Seol mengusap lengannya yang dipenuhi bekas
luka yang menonjol akibat melukai dirinya sendiri. Melukai diri sendiri tidak
akan membunuhnya kecuali lukanya sangat dalam dan menyebabkan pendarahan hebat.
Dia hanya membenci dirinya sendiri dan merasa pantas menerima rasa sakit ini.
Dia sering membayangkan dirinya menggantung di pohon besar di hutan, atau
sedang dikubur di tempat yang terkena sinar matahari.
Bagi dia, hidup lebih menyakitkan daripada
kematian. Setiap hari yang dia jalani dengan susah payah, dia tenggelam dalam
pikiran kosong yang menghantuinya. Setelah lama tersadar, dia menoleh ke jam
dan melihat waktu sudah menunjukkan pukul empat setengah pagi. Seol bolak-balik
di tempat tidur hingga matahari terbit, tetapi dia tetap tidak bisa tidur.
Akhirnya, dia memutuskan untuk bangun, mandi, berganti pakaian, dan pergi
bekerja tanpa sarapan. Meskipun hanya seorang karyawan biasa, gajinya cukup
untuk memenuhi kebutuhan hidupnya. Selain biaya pribadi, dia juga bisa mencicil
utang keluarganya sedikit demi sedikit.
Alasan dia bekerja keras adalah karena
keluarganya memiliki utang yang ditinggalkan ayahnya sebelum meninggal.
Kematian ayahnya adalah kesalahannya, dan itulah mengapa ibunya membencinya dan
lebih menyayangi adik laki-lakinya. Ditambah lagi, biaya pengobatan neneknya
yang menderita kanker stadium akhir sangat besar.
Dia tidak akan membiarkan terjadi apapun pada
neneknya. Dokter mengatakan masih ada harapan.

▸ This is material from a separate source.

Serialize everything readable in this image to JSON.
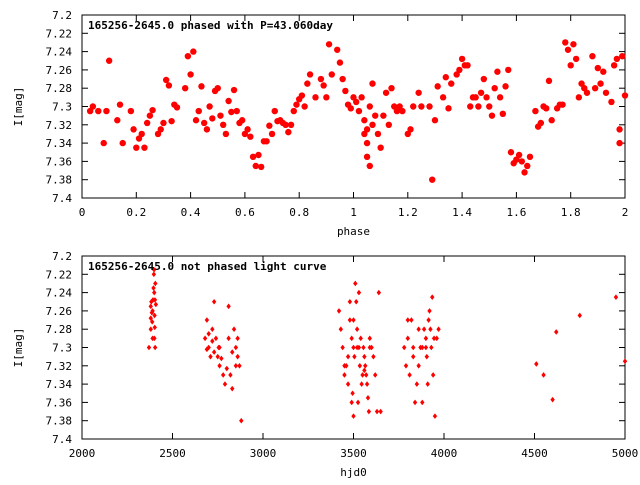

Seol, mengenakan seragam kantor,
berdesak-desakan dengan banyak orang di kereta listrik. Dia tiba di perusahaan
tepat waktu. Tidak ada satu pun yang menyapanya. Dia tidak punya teman, tidak
dekat dengan rekan kerja. Di siang hari, dia makan siang sendirian. Itu karena
sifatnya yang tidak ramah, tidak ingin bergaul atau berteman dengan siapa pun.
Dia selalu terlihat murung, penampilannya tidak menarik dan tidak bisa
dipercaya. Itu lebih baik. Jika ada yang mencoba mendekatinya, pasti akan
membuatnya tidak nyaman.
Hidup sendirian dan mati
sendirian lebih baik.
Setelah seharian bekerja keras dan penuh
tekanan, Seol langsung pulang ke kamar kecilnya. Dia tinggal di apartemen
dengan harga sedang di tengah kota Seoul. Kondisinya masih baru, tidak rusak,
dan sistem keamanannya cukup baik. Dia melepas lelah, mandi, dan makan makanan
instan. Seol duduk di kursi, menyalakan laptop yang dia letakkan di meja, dan
mencari situs film dewasa sebelum masuk ke kategori gay.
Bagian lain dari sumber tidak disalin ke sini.